Michael Mann’s Public Enemies is over-dramatized, hyper-stylized, pulp triteness. Mr. Miami Vice himself is the last director in Hollywood who should be making a period gangster epic. His modern day, wide angle, handheld visuals are even less welcomed in a film that deserves to be more subtle in its effort to be powerful or memorable. But Mann doesn’t seem to ever get that. Everything in his films has to be glossy, Michael Bay-apprenticing fodder.
Normally Mann lets his actors scream, shout and overact their way through a story (e.g. Heat, Collateral), but here, the one good thing he brings to the film is the unusually nuance-less Johnny Depp and the strong female lead and Audrey Tatou-rivaling Marion Cotillard. Christian Bale is good as the increasingly conflicted, conscience-mining FBI agent working for Hoover himself, but Bale is just Bale. He doesn’t know how to be anything else.

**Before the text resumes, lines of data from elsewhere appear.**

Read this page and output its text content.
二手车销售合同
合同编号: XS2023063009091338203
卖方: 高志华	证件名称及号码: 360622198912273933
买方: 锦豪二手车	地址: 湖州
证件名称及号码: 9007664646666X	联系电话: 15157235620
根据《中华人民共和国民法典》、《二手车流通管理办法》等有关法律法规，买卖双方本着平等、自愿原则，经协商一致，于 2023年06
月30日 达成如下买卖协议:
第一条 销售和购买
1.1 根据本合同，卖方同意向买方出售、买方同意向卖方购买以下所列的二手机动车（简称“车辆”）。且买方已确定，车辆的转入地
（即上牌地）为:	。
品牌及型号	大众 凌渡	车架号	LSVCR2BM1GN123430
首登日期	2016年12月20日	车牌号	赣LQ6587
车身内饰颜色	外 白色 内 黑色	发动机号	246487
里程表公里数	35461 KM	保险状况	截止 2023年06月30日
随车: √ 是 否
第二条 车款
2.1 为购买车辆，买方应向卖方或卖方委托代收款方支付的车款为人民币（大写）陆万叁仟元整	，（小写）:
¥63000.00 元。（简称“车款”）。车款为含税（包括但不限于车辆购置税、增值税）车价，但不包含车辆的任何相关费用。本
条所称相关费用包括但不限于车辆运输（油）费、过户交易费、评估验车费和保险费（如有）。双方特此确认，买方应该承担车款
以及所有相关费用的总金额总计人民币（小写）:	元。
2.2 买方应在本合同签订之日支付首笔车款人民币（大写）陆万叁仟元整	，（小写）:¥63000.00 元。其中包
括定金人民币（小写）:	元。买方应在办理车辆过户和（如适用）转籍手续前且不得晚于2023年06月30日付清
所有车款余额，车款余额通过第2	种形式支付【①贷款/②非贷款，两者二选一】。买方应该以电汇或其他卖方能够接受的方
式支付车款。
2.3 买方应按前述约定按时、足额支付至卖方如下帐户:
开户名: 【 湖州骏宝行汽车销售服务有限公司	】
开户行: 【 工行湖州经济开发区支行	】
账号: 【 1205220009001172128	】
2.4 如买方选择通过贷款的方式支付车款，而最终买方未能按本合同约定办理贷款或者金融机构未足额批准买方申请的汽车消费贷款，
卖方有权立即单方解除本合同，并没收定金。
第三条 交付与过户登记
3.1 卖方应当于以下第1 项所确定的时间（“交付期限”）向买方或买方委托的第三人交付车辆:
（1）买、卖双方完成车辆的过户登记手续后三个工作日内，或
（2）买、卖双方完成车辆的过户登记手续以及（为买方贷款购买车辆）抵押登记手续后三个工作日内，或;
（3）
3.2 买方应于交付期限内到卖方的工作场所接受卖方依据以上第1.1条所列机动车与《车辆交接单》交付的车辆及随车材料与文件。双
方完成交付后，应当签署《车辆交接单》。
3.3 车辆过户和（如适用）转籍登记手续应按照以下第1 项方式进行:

Public Enemies is a great story, with great actors, amazing cinematography from the Scorsese Vet Dante Spinotti and a cool title (my blog’s name; however, was inspired by the 1931 James Cagney film The Public Enemy), but Mann wants it too flashy; Spinotti’s sets (while at times gorgeous) are over lit and the Tarantino-stylized shooting of John Dillinger in the final scenes feels like Mann’s cinematically masturbating in front of his audience. I mean, really? We need to see the bullet exiting Dillinger’s cheek bone before he hits the pavement face-first? Why is this moment so critical, other than the obvious? There are many other scenes that could have benefited from a little more build-up and celebration like this. Dillinger’s death was inevitable and expected.
Depp (as John Dillinger) and Christian Bale (as Melvin Purvis) really take their roles seriously in the film, but Mann wants Dillinger to be a larger than life character and his approach at making that happen is disappointingly unbalanced; other roles get under-utilized. Public Enemies tries too hard to be a cool, retro gangster flick — all jazzy shades of black, grey, green and amber with blink-inducing flares and muzzle flashes and crescendos of surround sound rat-a-tat-tats — when it could have just been a well-acted, taut, true-crime drama. Maybe Universal should have given it to Mamet.